Entre 1885 et 1915, des centaines de Libanais, alors appelés « Syriens », s'installèrent en Nouvelle-Écosse pour fuir l'oppression et le génocide au Moyen-Orient. Les Abbass, Laba, Joseph et Amyooney font partie des « anciens Libanais », par opposition aux « nouveaux Libanais » qui sont arrivés après 1951, suite à l'assouplissement des lois canadiennes en matière d'immigration.

À Halifax, le Quai 21 a été la grande porte d'entrée des immigrants au Canada.  Il s'agit en effet des installations où tous les paquebots venant de l'étranger s'amarraient.  Tout comme Ellis Island à New York, c'était là que toutes les personnes qui débarquaient passaient les douanes et les services d'immigration canadiens.

Entre 1928 et 1971, près d'un 1,5 million immigrants sont entrés au Canada par le Quai 21, y compris 3 000 enfants évacués de l'Angleterre en 1940, des milliers d'épouses de guerre et leur famille après 1945, et près de 200 000 immigrants de l'Europe centrale et de l'Est après la guerre.

Beaucoup laissèrent derrière eux oppression et privation.  Des milliers de personnes ont par exemple fui les chars de l'armée rouge lorsque les Soviétiques ont anéanti le rêve d'indépendance de la Hongrie en 1956, ainsi qu'en Tchécoslovaquie en 1968. Même si la majorité des nouveaux arrivants sont simplement passés du paquebot au train pour partir ailleurs au Canada, des milliers ont choisi de rester en Nouvelle-Écosse pour y faire une nouvelle vie.

Tel a été le cas, dans les années 1950, des fermiers néerlandais dont l'établissement a été facilité par le Nova Scotia Land Settlement Board. Étonnés par l'étendue des terres non cultivées dans la province, ils ont redonné vie à des fermes abandonnées ou sous-exploitées, en particulier dans le comté d'Antigonish, la vallée d'Annapolis et le long du détroit de Northumberland. Ces agriculteurs commerciaux à l'éthique de travail bien ancrée sont maintenant de fiers Canadiens qui contribuent à notre province multiculturelle.

Après 1961, des dizaines de professeurs, médecins et ingénieurs de l'Inde et de l'Asie du Sud ont été attirés par le développement rapide des universités de la province. Ont donc immigré, dans les années 1970, des Chypriotes, des Vietnamiens et des Asiatiques de l'Ouganda. Plus récemment, de plus en plus de réfugiés d'Europe de l'Est et des personnes d'origine viennent s'installer en Nouvelle-Écosse.
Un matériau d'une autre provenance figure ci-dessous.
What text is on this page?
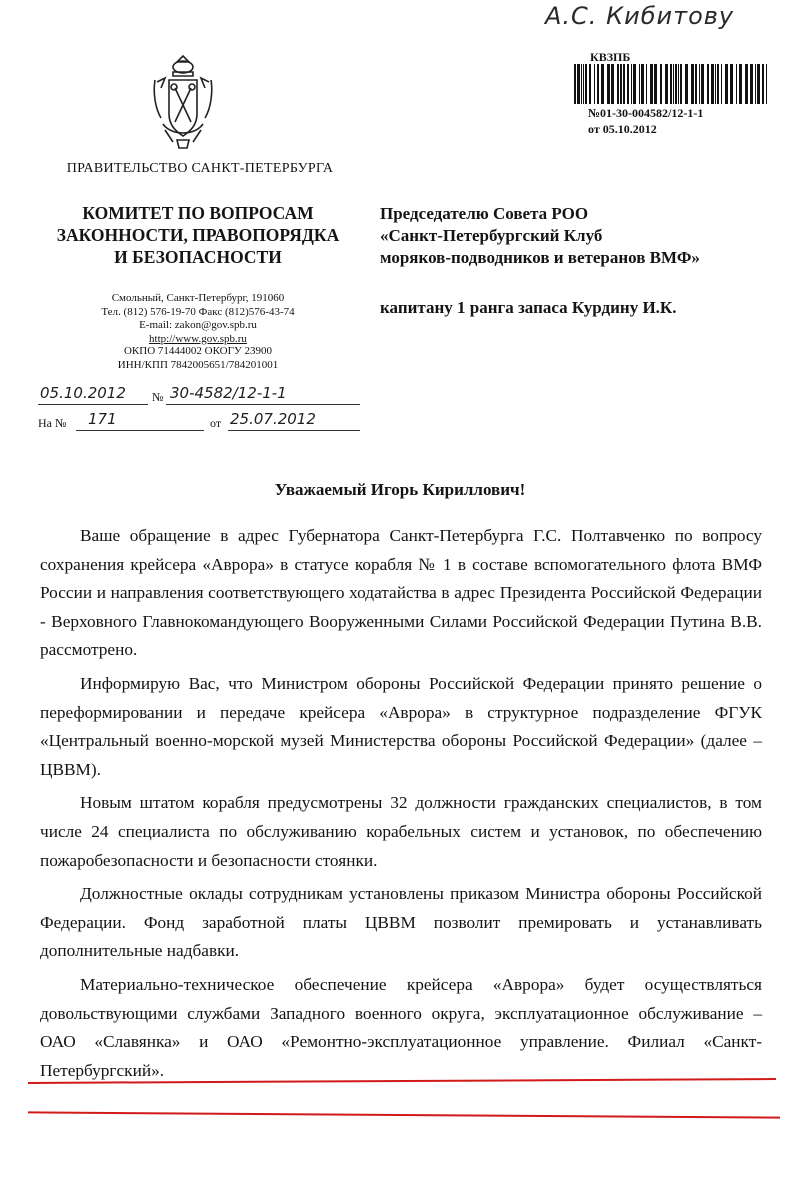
А.С. Кибитову
ПРАВИТЕЛЬСТВО САНКТ-ПЕТЕРБУРГА
КОМИТЕТ ПО ВОПРОСАМ
ЗАКОННОСТИ, ПРАВОПОРЯДКА
И БЕЗОПАСНОСТИ
Смольный, Санкт-Петербург, 191060
Тел. (812) 576-19-70 Факс (812)576-43-74
E-mail: zakon@gov.spb.ru
http://www.gov.spb.ru
ОКПО 71444002 ОКОГУ 23900
ИНН/КПП 7842005651/784201001
05.10.2012 № 30-4582/12-1-1
На № 171	от 25.07.2012
КВЗПБ
№01-30-004582/12-1-1
от 05.10.2012
Председателю Совета РОО
«Санкт-Петербургский Клуб
моряков-подводников и ветеранов ВМФ»
капитану 1 ранга запаса Курдину И.К.
Уважаемый Игорь Кириллович!

Ваше обращение в адрес Губернатора Санкт-Петербурга Г.С. Полтавченко по вопросу сохранения крейсера «Аврора» в статусе корабля № 1 в составе вспомогательного флота ВМФ России и направления соответствующего ходатайства в адрес Президента Российской Федерации - Верховного Главнокомандующего Вооруженными Силами Российской Федерации Путина В.В. рассмотрено.

Информирую Вас, что Министром обороны Российской Федерации принято решение о переформировании и передаче крейсера «Аврора» в структурное подразделение ФГУК «Центральный военно-морской музей Министерства обороны Российской Федерации» (далее – ЦВВМ).

Новым штатом корабля предусмотрены 32 должности гражданских специалистов, в том числе 24 специалиста по обслуживанию корабельных систем и установок, по обеспечению пожаробезопасности и безопасности стоянки.

Должностные оклады сотрудникам установлены приказом Министра обороны Российской Федерации. Фонд заработной платы ЦВВМ позволит премировать и устанавливать дополнительные надбавки.

Материально-техническое обеспечение крейсера «Аврора» будет осуществляться довольствующими службами Западного военного округа, эксплуатационное обслуживание – ОАО «Славянка» и ОАО «Ремонтно-эксплуатационное управление. Филиал «Санкт-Петербургский».
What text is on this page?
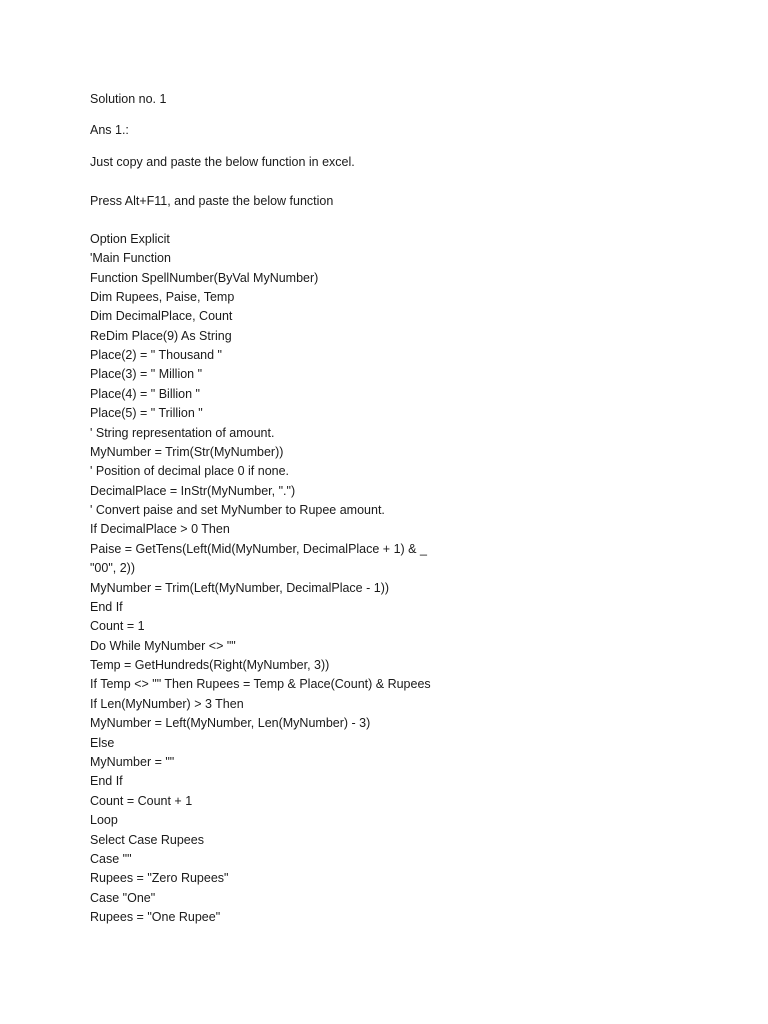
Solution no. 1
Ans 1.:
Just copy and paste the below function in excel.
Press Alt+F11, and paste the below function
Option Explicit
'Main Function
Function SpellNumber(ByVal MyNumber)
Dim Rupees, Paise, Temp
Dim DecimalPlace, Count
ReDim Place(9) As String
Place(2) = " Thousand "
Place(3) = " Million "
Place(4) = " Billion "
Place(5) = " Trillion "
' String representation of amount.
MyNumber = Trim(Str(MyNumber))
' Position of decimal place 0 if none.
DecimalPlace = InStr(MyNumber, ".")
' Convert paise and set MyNumber to Rupee amount.
If DecimalPlace > 0 Then
Paise = GetTens(Left(Mid(MyNumber, DecimalPlace + 1) & _
"00", 2))
MyNumber = Trim(Left(MyNumber, DecimalPlace - 1))
End If
Count = 1
Do While MyNumber <> ""
Temp = GetHundreds(Right(MyNumber, 3))
If Temp <> "" Then Rupees = Temp & Place(Count) & Rupees
If Len(MyNumber) > 3 Then
MyNumber = Left(MyNumber, Len(MyNumber) - 3)
Else
MyNumber = ""
End If
Count = Count + 1
Loop
Select Case Rupees
Case ""
Rupees = "Zero Rupees"
Case "One"
Rupees = "One Rupee"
Aujourd'hui, les habitants de la Nouvelle-Écosse appartiennent à une centaine de groupes ethniques. Il suffit d'ouvrir l'annuaire téléphonique d'Halifax pour y trouver des noms de famille italiens, grecs, chinois, portugais, danois et vietnamiens, ainsi que de personnes dont les origines viennent des quatre coins du monde.  La grande tradition de l'immigration, en Nouvelle-Écosse, se poursuit donc.
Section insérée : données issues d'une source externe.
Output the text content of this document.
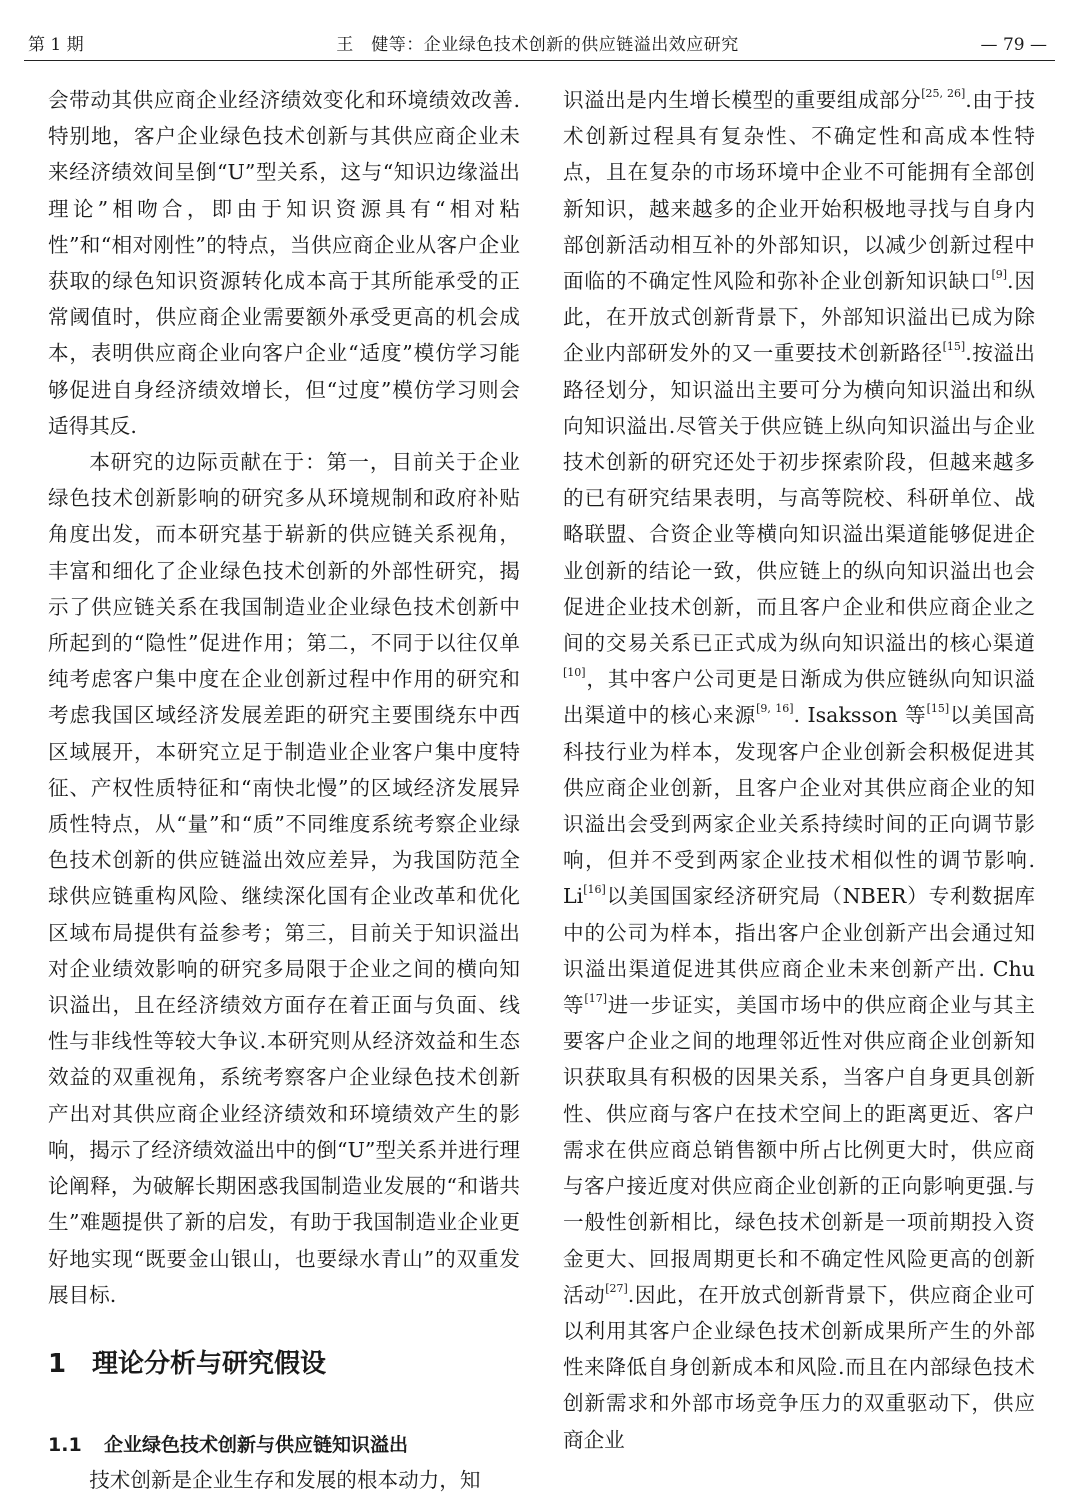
第 1 期	王　健等：企业绿色技术创新的供应链溢出效应研究	— 79 —

会带动其供应商企业经济绩效变化和环境绩效改善.特别地，客户企业绿色技术创新与其供应商企业未来经济绩效间呈倒“U”型关系，这与“知识边缘溢出理论”相吻合，即由于知识资源具有“相对粘性”和“相对刚性”的特点，当供应商企业从客户企业获取的绿色知识资源转化成本高于其所能承受的正常阈值时，供应商企业需要额外承受更高的机会成本，表明供应商企业向客户企业“适度”模仿学习能够促进自身经济绩效增长，但“过度”模仿学习则会适得其反.

本研究的边际贡献在于：第一，目前关于企业绿色技术创新影响的研究多从环境规制和政府补贴角度出发，而本研究基于崭新的供应链关系视角，丰富和细化了企业绿色技术创新的外部性研究，揭示了供应链关系在我国制造业企业绿色技术创新中所起到的“隐性”促进作用；第二，不同于以往仅单纯考虑客户集中度在企业创新过程中作用的研究和考虑我国区域经济发展差距的研究主要围绕东中西区域展开，本研究立足于制造业企业客户集中度特征、产权性质特征和“南快北慢”的区域经济发展异质性特点，从“量”和“质”不同维度系统考察企业绿色技术创新的供应链溢出效应差异，为我国防范全球供应链重构风险、继续深化国有企业改革和优化区域布局提供有益参考；第三，目前关于知识溢出对企业绩效影响的研究多局限于企业之间的横向知识溢出，且在经济绩效方面存在着正面与负面、线性与非线性等较大争议.本研究则从经济效益和生态效益的双重视角，系统考察客户企业绿色技术创新产出对其供应商企业经济绩效和环境绩效产生的影响，揭示了经济绩效溢出中的倒“U”型关系并进行理论阐释，为破解长期困惑我国制造业发展的“和谐共生”难题提供了新的启发，有助于我国制造业企业更好地实现“既要金山银山，也要绿水青山”的双重发展目标.

1 理论分析与研究假设
1.1 企业绿色技术创新与供应链知识溢出
技术创新是企业生存和发展的根本动力，知

识溢出是内生增长模型的重要组成部分[25, 26].由于技术创新过程具有复杂性、不确定性和高成本性特点，且在复杂的市场环境中企业不可能拥有全部创新知识，越来越多的企业开始积极地寻找与自身内部创新活动相互补的外部知识，以减少创新过程中面临的不确定性风险和弥补企业创新知识缺口[9].因此，在开放式创新背景下，外部知识溢出已成为除企业内部研发外的又一重要技术创新路径[15].按溢出路径划分，知识溢出主要可分为横向知识溢出和纵向知识溢出.尽管关于供应链上纵向知识溢出与企业技术创新的研究还处于初步探索阶段，但越来越多的已有研究结果表明，与高等院校、科研单位、战略联盟、合资企业等横向知识溢出渠道能够促进企业创新的结论一致，供应链上的纵向知识溢出也会促进企业技术创新，而且客户企业和供应商企业之间的交易关系已正式成为纵向知识溢出的核心渠道[10]，其中客户公司更是日渐成为供应链纵向知识溢出渠道中的核心来源[9, 16]. Isaksson 等[15]以美国高科技行业为样本，发现客户企业创新会积极促进其供应商企业创新，且客户企业对其供应商企业的知识溢出会受到两家企业关系持续时间的正向调节影响，但并不受到两家企业技术相似性的调节影响. Li[16]以美国国家经济研究局（NBER）专利数据库中的公司为样本，指出客户企业创新产出会通过知识溢出渠道促进其供应商企业未来创新产出. Chu 等[17]进一步证实，美国市场中的供应商企业与其主要客户企业之间的地理邻近性对供应商企业创新知识获取具有积极的因果关系，当客户自身更具创新性、供应商与客户在技术空间上的距离更近、客户需求在供应商总销售额中所占比例更大时，供应商与客户接近度对供应商企业创新的正向影响更强.与一般性创新相比，绿色技术创新是一项前期投入资金更大、回报周期更长和不确定性风险更高的创新活动[27].因此，在开放式创新背景下，供应商企业可以利用其客户企业绿色技术创新成果所产生的外部性来降低自身创新成本和风险.而且在内部绿色技术创新需求和外部市场竞争压力的双重驱动下，供应商企业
Il n'y a pas de Statue de la Liberté sur l'île George, dans le port d'Halifax, mais les vers d'Emma Lazarus sont universels : « Envoyez-moi vos fatigués, vos pauvres, Envoyez-moi vos cohortes qui aspirent à vivre libres, Les rebuts de vos rivages surpeuplés Envoyez-les moi, les déshérités, que la tempête m'apporte, De ma lumière, j'éclaire la porte d'or ! »  Aujourd'hui, le Musée canadien de l'immigration du Quai 21 honore tous ceux qui sont venus en Nouvelle-Écosse au cours du siècle dernier.  Ce quai a été pour eux le seuil de leur nouvelle maison; c'est pourquoi il s'agit d’un lieu plein d'émotions.